The health costs of cigarettes are high and undisputed. This is particularly true when you include the victims of second or third-hand smoke. At some point government healthcare programs foot a substantial amount of the costs and generally everyone is worse off:
The data in this book are based on present value of loss for men and women who are smokers at the age of 24. One factor that is distinct in this study is the calculation of “quasi-external cost,” which the authors define as the cost of freedom of choice to the family members of smokers, including children who are nonsmokers. In their longitudinal analysis of lifetime smoking, the authors estimate that the social cost of smoking, which is a sum of purely private, quasi-external, and external costs (the latter determined by excise tax) for a 24-year-old person turns out to be $39.66 per pack of cigarettes. The cost to Medicare, Medicaid, and Social Security is substantial. The quasi-external cost of smoking to the spouse of a 24-year-old who smokes comes to a staggering $28 billion. After considering these numbers and the amount of people who turn 24 each year and smoke, the authors of this book have predicted that the national external and quasi-external lifetime cost per year is $13.8 billion for females and $32.8 billion for males. Thus, with each new cohort of 24-year-old smokers in the United States there is an additional $204 billion of lifetime costs. These staggering expenses in light of the high number of smokers in the country make a convincing argument for rethinking the issue of public health policy making. Federal and state cigarette excise taxes have increased dramatically over the years. The calculations made by Sloan and his coauthors provide an analytical reason for such increases.
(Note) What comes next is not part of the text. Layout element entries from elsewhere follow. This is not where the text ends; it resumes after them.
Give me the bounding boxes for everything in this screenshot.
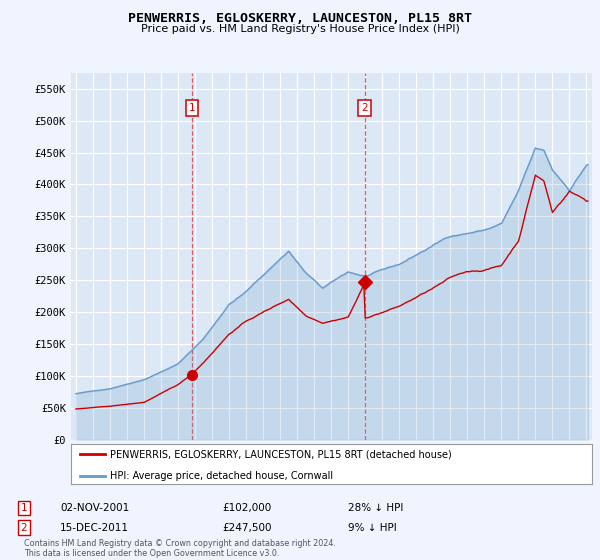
Text: PENWERRIS, EGLOSKERRY, LAUNCESTON, PL15 8RT: PENWERRIS, EGLOSKERRY, LAUNCESTON, PL15 … bbox=[128, 12, 472, 25]
Text: 28% ↓ HPI: 28% ↓ HPI bbox=[348, 503, 403, 513]
Text: 2: 2 bbox=[361, 102, 368, 113]
Text: 9% ↓ HPI: 9% ↓ HPI bbox=[348, 522, 397, 533]
Text: PENWERRIS, EGLOSKERRY, LAUNCESTON, PL15 8RT (detached house): PENWERRIS, EGLOSKERRY, LAUNCESTON, PL15 … bbox=[110, 449, 452, 459]
Text: £247,500: £247,500 bbox=[222, 522, 271, 533]
Text: Price paid vs. HM Land Registry's House Price Index (HPI): Price paid vs. HM Land Registry's House … bbox=[140, 24, 460, 34]
Text: 2: 2 bbox=[20, 522, 28, 533]
Text: 1: 1 bbox=[20, 503, 28, 513]
Text: 1: 1 bbox=[189, 102, 196, 113]
Text: Contains HM Land Registry data © Crown copyright and database right 2024.
This d: Contains HM Land Registry data © Crown c… bbox=[24, 539, 336, 558]
Text: 02-NOV-2001: 02-NOV-2001 bbox=[60, 503, 129, 513]
Text: HPI: Average price, detached house, Cornwall: HPI: Average price, detached house, Corn… bbox=[110, 470, 333, 480]
Text: £102,000: £102,000 bbox=[222, 503, 271, 513]
Text: 15-DEC-2011: 15-DEC-2011 bbox=[60, 522, 129, 533]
This study is not a complete evaluation of the costs of smoking. There are many other studies that attempt to quantify the hidden economic costs of smoking and there is of course much debate on what methodology is best, etc. I would note that one cost that I’ve never seen computed is the harm done to the earth and our groundwater as toxic chemicals seep out of the millions of butts smokers casually toss wherever they can (4.5 trillion a year globally, according to one estimate).
My intuition is that cigarettes, particularly in Missouri, are underpriced. Raising Missouri’s taxes would be an excellent way to make smokers pay for the harms of using cigarettes; my only comment is that is it is probably true that we don’t have the political will to raise them high enough. As a matter of functional policy I would at least align Missouri’s cigarette taxes with neighboring states, as drastically lower prices in Missouri provide an attractive opportunity to cigarette smugglers, who buy cigarettes in Missouri on the cheap and market them in black or grey markets particularly in Chicago, where taxes are way higher.
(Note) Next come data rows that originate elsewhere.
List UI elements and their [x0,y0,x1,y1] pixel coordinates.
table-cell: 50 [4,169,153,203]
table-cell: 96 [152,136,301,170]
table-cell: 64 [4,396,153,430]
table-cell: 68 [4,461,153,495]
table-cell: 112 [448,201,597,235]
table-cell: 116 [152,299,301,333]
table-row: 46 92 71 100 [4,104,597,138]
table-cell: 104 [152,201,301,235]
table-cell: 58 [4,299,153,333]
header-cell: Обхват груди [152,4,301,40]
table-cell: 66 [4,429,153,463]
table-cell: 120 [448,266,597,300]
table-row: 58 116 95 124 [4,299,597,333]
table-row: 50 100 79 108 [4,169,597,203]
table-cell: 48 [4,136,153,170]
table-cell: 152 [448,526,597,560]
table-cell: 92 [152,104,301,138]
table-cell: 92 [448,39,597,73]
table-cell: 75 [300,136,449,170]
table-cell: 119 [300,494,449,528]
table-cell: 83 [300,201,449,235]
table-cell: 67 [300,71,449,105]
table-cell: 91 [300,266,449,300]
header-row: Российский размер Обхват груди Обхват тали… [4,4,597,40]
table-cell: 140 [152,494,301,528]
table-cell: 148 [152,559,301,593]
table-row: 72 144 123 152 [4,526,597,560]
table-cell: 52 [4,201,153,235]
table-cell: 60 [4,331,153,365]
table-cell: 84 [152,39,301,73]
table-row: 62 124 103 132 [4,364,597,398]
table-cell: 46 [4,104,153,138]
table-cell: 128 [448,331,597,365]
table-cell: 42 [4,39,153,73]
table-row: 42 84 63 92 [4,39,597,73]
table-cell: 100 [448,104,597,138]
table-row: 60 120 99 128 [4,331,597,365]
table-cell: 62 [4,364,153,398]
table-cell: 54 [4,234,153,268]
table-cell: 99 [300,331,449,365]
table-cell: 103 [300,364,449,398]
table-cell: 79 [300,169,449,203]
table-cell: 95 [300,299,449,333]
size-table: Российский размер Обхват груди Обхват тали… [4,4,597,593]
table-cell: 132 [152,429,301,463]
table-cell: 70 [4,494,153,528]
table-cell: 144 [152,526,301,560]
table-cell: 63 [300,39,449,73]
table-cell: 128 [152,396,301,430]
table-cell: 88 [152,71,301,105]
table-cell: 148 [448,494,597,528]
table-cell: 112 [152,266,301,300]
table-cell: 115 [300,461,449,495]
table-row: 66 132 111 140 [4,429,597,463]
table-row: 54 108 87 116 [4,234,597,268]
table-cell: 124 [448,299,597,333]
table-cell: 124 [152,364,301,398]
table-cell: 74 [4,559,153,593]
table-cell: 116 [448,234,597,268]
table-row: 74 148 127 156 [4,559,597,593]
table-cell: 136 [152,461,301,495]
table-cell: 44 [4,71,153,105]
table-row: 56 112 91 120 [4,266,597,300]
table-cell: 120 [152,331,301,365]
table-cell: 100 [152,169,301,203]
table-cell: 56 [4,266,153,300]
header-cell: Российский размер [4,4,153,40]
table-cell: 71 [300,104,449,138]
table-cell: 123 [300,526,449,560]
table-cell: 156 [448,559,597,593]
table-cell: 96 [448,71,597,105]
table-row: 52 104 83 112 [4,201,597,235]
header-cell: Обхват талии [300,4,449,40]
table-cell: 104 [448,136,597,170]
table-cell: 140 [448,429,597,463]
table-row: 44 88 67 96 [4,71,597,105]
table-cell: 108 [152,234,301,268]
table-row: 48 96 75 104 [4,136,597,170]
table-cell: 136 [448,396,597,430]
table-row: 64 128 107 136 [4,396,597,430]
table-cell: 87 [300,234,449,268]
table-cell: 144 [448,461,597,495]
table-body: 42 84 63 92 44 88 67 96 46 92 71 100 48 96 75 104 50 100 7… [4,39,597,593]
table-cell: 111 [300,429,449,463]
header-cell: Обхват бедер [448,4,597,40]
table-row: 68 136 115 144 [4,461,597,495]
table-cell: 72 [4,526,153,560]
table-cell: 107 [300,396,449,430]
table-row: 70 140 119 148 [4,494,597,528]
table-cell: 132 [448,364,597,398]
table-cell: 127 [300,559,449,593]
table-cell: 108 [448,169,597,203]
Economists like Arthur Ceceil Pigou have approached this problem before and favor policy mechanisms that “internalize the externalities”. In real life this is often done simply by taxing the good or service that is implicated in the negative externality. Generally this is a concept addressed in introductory economics classes.
So if we’re going to make a John Stuart Mill argument about liberty and whatnot, I would say that yes, liberty is important, and it is also important to understand precisely where all the costs of cigarettes manifest themselves and be prepared to make an appropriate cost-benefit analysis.